Headmaster Neil Enright thanked parents for their “huge support, both moral and financial, over the years” and urged both them and their sons to stay in touch with the School.

He told the boys: “I hope in the years to come that you will come back and see us; tell us about your adventures and careers; and, more importantly, tell those following in your footsteps through the School: that you will show them and their families the great variety of things that an OE can do, and an Elizabethan can be.”

The guest speaker was himself an example of that variety. Currently a Visiting Fellow at The John Hopkins University in Baltimore, Sahil is, among many other things:

  • A writer: he was a founder of Persuasion, a non-profit magazine devoted to liberal values and the defence of free speech
  • An entrepreneur: he has worked on both Typos, a messaging app for creatives and Lines, a messaging app offering verifiable communications in the blockchain-based web3, for which his company has raised over $6.5m in funding
  • A dancer: he ran the QE dance club for four years and lists “dance battles at nightclubs” among his present interests
  • An artist: he was selected for the Royal Academy of Arts’ AttRAct scheme while at QE and still enjoys painting on canvas.

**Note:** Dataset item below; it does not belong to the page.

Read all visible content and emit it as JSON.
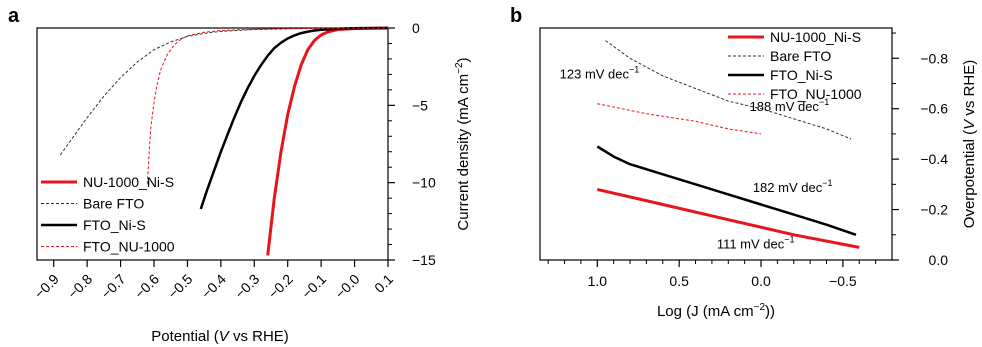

Sahil attended Valediction together with his mother, cousin, friends and his brother, Nikhil Handa (OE 2013–2020). He recalled his first encounter with Deputy Head (Pastoral) David Ryan, who hauled him over the coals after spotting him dancing outside the classroom window to entertain his classmates during afternoon form time. This less-than-auspicious beginning soon turned into a supportive relationship, however, when he became part of Mr Ryan’s English class. “I thought he’d make my life miserable. But to my surprise, it seemed as though he’d forgotten the whole episode entirely. I went on to learn everything from him… Mr Ryan was also the first person who complimented me for being a generalist.”

Sahil spoke of: the trials and tribulations of being a writer – “if I did not write, I would not be true to myself”; the importance of confidence and of learning from rejection, and of “maintaining and strengthening the relationships that matter”.

In conclusion, he alluded to the former TV show, Takashi’s Castle. “There’s an activity where contestants try to skip across stones on a lake, avoiding falling into the sea. I like to imagine. It’s how I feel when I’m dancing: like melodies are being created for my feet. You are now leaving a place of constraints and the world will create stones for you, if only you skip. Write the email. Ask the question. Start the conversation. Say the tough thing. Make the difficult choice. Take a posture towards the world that makes you look up and laugh at its wonder. It’ll be as though somebody is creating stones for you to walk on.”

A large majority of Year 13 students attended. All received a set of QE cufflinks, while the prizewinners also received a copy of former Headmaster Dr John Marincowitz’s new history of the School, Queen Elizabeth’s School: 1573–2023. Among the speakers was Theo Mama-Kahn, School Captain 2022, who was one of the leavers. He gave a vote of thanks.

During tea afterwards, there were performances by four forms who shone recently in an inter-House music competition.

Speaking afterwards, Mr Enright said: “We began a Valediction event both because we wanted to say farewell formally as a School, but also to give people an opportunity to say their own goodbyes: the chats and well-wishing out on the field, with boys, families and staff thanking each other for all they have done over the past seven years, was an important element of the occasion.

“The Class of 2023 have distinguished themselves not only as a highly able cohort, but one characterised by kindness and positivity. They have served as great ambassadors to those younger in the School and I look forward to them continuing this record within our alumni community.”